Hi, I don't at all. Used to. My mom was a perfectionist, everything had to be in it's place, cleaned and perfect. I didn't grow up with happy memories of my mom and I. I finally decided that my kids are more important than a clean house. My kids are more important than making sure everything is done, put in its place. You can never get back lost time with your family.
As for your daycare, I too have my own inhome childcare business. We occasionally have tv on. Not our priority but I don't ban it either.
I think, assuming that your dad of the 8 month old is a first time dad? I am pretty sure since he's a first time dad he doesn't realize that tv can be used in certain circumstances. And as you explained his child wasn't watching it so I wouldn't think it would be that big of a deal.

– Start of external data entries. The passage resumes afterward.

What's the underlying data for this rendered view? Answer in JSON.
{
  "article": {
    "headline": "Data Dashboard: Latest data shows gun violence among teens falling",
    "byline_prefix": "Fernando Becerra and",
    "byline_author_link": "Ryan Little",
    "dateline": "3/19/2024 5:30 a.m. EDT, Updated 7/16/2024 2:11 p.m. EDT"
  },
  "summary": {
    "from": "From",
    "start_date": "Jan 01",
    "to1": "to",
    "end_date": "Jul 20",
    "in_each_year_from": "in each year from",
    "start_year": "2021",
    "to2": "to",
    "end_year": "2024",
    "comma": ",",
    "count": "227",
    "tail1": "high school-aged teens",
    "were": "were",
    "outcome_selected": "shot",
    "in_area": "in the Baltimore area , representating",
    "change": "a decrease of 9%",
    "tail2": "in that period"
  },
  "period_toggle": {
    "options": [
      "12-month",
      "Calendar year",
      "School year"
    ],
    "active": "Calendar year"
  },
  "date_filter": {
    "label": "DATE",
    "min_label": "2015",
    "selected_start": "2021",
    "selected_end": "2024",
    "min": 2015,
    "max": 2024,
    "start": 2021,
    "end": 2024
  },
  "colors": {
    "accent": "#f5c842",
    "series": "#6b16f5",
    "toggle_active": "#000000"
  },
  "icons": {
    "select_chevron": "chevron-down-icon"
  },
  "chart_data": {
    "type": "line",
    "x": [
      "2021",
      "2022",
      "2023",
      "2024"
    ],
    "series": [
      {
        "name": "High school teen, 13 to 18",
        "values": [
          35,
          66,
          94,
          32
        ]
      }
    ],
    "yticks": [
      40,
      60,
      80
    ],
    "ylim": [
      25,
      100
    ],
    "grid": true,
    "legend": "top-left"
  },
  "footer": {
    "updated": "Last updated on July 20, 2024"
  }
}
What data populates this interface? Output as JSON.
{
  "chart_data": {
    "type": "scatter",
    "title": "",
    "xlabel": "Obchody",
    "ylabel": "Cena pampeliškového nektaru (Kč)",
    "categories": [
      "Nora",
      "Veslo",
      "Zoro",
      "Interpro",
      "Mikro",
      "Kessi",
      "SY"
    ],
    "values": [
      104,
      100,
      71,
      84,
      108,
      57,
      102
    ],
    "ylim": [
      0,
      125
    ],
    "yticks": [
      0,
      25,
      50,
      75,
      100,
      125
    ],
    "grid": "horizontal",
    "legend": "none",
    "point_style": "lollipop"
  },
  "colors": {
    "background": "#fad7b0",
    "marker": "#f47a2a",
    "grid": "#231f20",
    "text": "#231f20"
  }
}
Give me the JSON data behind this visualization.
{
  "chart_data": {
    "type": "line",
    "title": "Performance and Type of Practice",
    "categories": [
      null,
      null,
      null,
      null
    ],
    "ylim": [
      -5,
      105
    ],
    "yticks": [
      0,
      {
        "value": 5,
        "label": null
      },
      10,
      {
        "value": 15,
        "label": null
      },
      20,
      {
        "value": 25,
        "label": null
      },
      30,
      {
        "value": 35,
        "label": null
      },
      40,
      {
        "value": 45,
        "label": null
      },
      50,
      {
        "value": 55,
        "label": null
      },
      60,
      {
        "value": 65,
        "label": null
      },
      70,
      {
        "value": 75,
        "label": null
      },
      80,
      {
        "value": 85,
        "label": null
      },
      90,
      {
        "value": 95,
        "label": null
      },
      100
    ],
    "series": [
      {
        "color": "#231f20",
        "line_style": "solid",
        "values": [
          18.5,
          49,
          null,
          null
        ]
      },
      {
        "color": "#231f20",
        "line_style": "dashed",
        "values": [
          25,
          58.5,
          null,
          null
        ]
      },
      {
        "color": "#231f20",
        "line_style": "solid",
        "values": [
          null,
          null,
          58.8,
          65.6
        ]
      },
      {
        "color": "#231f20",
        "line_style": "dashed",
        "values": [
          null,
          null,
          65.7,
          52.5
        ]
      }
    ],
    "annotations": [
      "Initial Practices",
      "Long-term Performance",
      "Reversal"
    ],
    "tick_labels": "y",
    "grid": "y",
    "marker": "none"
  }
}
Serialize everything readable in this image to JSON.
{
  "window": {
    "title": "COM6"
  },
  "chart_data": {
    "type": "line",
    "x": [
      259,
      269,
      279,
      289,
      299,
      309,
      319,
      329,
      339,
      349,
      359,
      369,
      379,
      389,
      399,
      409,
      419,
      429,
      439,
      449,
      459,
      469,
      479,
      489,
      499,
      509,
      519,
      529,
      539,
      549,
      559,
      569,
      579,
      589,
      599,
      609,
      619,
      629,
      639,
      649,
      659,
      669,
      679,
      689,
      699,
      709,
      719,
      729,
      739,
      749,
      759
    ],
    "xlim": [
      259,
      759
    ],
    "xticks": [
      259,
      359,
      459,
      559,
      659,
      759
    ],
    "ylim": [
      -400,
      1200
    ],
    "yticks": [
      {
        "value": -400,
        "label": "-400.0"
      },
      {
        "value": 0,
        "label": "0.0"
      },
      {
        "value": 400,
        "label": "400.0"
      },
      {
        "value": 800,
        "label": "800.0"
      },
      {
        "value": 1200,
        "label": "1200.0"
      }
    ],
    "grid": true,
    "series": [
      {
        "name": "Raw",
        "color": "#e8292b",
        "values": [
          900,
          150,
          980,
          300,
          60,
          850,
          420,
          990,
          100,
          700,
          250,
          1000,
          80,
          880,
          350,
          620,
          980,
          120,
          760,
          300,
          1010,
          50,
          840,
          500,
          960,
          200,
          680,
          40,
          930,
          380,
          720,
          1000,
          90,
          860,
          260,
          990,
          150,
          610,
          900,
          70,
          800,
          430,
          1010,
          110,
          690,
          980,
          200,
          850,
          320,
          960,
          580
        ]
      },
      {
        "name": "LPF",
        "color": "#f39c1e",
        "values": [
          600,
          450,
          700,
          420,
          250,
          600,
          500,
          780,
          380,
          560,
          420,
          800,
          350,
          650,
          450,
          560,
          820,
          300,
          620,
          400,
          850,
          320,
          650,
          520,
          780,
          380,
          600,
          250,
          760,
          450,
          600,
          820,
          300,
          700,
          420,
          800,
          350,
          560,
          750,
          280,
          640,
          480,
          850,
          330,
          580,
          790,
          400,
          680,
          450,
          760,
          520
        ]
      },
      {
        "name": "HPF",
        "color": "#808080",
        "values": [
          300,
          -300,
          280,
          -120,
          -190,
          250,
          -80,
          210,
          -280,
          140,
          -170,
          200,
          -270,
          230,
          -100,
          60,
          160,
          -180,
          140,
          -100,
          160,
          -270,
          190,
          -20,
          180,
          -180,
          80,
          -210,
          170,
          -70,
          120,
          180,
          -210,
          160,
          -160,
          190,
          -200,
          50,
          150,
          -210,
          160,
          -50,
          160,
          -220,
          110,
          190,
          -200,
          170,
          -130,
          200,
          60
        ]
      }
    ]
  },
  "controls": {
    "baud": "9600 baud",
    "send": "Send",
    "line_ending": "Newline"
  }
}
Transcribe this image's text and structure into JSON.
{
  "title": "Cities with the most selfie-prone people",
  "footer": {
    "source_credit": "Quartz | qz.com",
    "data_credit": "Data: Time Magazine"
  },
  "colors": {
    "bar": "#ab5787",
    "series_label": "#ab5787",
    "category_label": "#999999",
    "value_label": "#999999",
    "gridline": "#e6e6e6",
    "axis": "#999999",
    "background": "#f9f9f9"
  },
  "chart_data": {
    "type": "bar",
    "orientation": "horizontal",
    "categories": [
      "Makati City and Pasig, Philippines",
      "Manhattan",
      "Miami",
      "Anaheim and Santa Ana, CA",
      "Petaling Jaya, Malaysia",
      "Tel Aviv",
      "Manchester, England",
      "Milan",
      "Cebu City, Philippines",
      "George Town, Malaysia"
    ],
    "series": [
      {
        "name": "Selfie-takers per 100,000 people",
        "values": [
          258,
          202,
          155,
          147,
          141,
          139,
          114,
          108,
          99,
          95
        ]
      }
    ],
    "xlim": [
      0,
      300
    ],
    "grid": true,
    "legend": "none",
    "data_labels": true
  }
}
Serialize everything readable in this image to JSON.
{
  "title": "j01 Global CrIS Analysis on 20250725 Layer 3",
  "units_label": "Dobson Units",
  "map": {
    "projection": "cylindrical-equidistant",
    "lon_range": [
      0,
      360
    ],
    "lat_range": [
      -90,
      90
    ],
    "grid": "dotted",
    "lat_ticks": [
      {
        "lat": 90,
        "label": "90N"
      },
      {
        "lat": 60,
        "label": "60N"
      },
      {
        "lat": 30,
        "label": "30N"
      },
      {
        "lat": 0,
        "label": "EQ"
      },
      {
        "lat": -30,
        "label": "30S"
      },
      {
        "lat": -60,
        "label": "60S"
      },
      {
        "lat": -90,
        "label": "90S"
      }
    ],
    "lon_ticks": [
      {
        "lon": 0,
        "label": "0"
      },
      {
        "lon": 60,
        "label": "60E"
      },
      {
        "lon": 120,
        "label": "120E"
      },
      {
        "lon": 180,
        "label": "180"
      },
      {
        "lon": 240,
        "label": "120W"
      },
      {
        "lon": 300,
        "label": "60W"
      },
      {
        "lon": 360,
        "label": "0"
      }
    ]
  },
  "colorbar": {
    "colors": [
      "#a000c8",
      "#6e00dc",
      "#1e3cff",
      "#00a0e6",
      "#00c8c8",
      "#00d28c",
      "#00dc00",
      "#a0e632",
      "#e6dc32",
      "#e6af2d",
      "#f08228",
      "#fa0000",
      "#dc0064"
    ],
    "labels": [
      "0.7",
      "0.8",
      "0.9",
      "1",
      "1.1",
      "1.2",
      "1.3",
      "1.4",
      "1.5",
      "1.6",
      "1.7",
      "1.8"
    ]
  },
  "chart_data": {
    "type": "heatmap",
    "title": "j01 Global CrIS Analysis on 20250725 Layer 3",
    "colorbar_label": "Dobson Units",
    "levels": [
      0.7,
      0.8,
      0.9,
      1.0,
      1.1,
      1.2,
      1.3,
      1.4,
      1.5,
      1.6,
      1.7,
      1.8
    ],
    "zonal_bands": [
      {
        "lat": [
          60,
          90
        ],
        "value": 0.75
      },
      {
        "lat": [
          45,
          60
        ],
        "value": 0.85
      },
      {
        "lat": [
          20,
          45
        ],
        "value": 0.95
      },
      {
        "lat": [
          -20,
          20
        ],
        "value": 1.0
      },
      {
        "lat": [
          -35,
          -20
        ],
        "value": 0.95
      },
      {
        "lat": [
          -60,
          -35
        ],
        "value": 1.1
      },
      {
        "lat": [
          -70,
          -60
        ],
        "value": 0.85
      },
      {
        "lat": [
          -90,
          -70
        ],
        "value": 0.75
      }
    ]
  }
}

Your child, your home, your rules. I wouldn't stress about it. if the dad has a problem with it he will address it more with you but I would relax...
we can't always be perfect. I try to be, but I'm not. My house is not always clean. But, if anyone is coming over, you bet there is no way I will let them see my house a mess. I'm just weird about it I guess.
OH YEAH!,Not only do i try to strive for this i also am nit picky on myself. I have learned to pick a few battles though. I make sure my daughter keeps good grades, eats well and has plenty of outdoor activities to keep her moving. I let other little things go. I also do this with myself, i clean less now, and take that extra time to work out.